In establishing a name for the town, the community leaders considered naming it for Judge Kitchel Bishop, a man of prominence, who settled here in 1804, the same year James Warren did. Bishop, a farmer, lived on the lands where Peter Haggerty and his neighbor Eileen Frasier live today on Main Street opposite the Presbyterian Church. Incidentally, legend has it that it was on Miss Frasier’s property in 1826 that author James Fenimore Cooper, while on his Adirondack vacation, penned a section of his book “The Last of the Mohicans.”

At that first town meeting, James L. Thurman, a prosperous farmer, became the first supervisor of the new town of Warrensburgh. He came here from Athol and lived in the old Samuel Judd farm house overlooking the Judd Bridge with his wife and three children, Susan, Charles and Samuel Thurman. The house was originally the Timothy Stow place and today known in recent years as Austin Perry’s Kit ‘n Kin Horse Farm. Following James Thurman as supervisor of Warrensburgh in 1814 and 1815 was Harmon Hoffman. In 1813 Duncan Cameron became the first supervisor of Thurman.

Transportation in the new ‘Burgh

Traversing Warrensburgh from east to west in the early days was very difficult because the Schroon River split the town in two portions. Many years after the town was founded, a total of five bridges were built in town at great cost.

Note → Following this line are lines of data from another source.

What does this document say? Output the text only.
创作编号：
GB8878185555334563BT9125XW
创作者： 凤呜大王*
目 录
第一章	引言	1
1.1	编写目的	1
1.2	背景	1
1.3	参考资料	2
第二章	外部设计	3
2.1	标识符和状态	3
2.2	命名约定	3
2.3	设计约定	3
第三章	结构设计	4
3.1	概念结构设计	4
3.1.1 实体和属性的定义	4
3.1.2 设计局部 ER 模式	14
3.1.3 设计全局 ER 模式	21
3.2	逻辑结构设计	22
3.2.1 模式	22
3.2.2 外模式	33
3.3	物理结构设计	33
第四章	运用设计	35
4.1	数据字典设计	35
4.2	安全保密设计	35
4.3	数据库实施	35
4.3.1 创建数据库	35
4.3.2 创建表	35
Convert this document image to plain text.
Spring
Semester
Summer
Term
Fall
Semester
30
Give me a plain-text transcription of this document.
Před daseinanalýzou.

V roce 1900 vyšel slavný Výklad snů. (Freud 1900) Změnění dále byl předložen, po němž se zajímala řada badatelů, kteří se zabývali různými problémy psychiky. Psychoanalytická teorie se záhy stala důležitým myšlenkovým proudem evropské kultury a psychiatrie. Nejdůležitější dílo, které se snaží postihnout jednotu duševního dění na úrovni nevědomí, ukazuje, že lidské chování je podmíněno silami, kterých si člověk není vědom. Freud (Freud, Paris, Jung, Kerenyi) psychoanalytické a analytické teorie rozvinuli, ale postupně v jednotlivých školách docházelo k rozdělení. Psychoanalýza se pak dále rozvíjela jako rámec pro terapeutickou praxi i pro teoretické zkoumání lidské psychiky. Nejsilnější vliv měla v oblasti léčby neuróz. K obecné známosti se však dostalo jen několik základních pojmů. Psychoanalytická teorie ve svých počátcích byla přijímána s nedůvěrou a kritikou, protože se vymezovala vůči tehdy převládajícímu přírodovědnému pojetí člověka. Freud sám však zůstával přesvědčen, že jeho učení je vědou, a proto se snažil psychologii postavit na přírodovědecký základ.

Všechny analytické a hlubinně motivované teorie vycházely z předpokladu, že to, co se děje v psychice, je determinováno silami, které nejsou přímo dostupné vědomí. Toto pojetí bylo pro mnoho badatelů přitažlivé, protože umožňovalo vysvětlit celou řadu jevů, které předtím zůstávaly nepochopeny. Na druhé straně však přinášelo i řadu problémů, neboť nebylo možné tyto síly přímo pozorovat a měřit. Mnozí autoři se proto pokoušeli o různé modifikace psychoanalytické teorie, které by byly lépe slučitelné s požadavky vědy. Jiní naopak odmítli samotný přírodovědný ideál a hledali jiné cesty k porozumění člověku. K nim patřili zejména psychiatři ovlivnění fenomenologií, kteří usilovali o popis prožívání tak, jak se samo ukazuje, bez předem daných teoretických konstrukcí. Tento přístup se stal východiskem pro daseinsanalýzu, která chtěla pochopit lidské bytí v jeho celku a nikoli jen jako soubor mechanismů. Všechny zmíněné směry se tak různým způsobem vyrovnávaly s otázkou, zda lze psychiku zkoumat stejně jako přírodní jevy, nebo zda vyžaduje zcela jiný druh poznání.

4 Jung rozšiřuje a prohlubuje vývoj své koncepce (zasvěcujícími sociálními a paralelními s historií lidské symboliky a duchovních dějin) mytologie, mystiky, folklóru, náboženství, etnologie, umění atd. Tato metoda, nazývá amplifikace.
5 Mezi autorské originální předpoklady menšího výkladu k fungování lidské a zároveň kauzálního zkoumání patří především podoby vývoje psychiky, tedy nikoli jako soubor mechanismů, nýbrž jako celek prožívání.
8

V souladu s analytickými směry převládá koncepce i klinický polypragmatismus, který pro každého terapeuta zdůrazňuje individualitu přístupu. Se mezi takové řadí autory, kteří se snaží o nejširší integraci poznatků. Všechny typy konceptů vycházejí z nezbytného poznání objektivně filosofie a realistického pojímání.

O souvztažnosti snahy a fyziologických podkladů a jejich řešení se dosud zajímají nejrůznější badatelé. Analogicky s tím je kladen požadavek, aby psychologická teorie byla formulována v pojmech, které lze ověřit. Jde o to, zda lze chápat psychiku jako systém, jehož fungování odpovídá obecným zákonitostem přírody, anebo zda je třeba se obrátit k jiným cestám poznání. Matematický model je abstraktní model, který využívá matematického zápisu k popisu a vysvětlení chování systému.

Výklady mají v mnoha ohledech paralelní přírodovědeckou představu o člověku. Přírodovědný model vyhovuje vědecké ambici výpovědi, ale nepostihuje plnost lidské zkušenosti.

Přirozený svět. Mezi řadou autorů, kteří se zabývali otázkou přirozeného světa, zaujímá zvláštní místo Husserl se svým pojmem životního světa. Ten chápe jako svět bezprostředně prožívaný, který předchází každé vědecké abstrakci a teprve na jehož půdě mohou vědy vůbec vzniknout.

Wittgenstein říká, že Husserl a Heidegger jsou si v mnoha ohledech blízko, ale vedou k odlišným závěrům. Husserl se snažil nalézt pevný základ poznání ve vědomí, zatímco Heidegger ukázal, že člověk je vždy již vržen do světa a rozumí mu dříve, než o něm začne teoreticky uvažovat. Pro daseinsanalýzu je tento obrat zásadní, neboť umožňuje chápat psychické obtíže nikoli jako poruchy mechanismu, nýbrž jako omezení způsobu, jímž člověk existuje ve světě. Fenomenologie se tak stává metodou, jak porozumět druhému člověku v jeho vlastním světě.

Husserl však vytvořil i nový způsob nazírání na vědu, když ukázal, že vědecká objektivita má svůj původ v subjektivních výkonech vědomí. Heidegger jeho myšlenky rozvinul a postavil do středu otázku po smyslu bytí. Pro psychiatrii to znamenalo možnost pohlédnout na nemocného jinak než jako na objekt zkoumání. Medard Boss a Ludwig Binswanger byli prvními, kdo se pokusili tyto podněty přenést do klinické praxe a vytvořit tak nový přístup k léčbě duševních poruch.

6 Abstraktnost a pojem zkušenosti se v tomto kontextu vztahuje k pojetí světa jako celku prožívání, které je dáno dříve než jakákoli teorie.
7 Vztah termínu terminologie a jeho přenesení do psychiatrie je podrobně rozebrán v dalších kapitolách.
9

I used to wonder how Stephen Griffing ever got past this watery roadblock when he passed through here in 1800 from Dutchess County with his family, horses, wagons and worldly goods to settle in Thurman. It later occurred to me that coming up on the historic old north-south trail, probably what is now Rte. 9, he traveled through the woods on today’s Baker Crossing Road, then followed the Schroon River north to Thurman. When he arrived at the area where Thurman Bridge had yet to be built, the ice blocked him from crossing the river and he had to camp out until not only the ice melted, but the Spring high waters to recede. The first Thurman Bridge, built of wood for about $4,000, was not constructed there until 1836.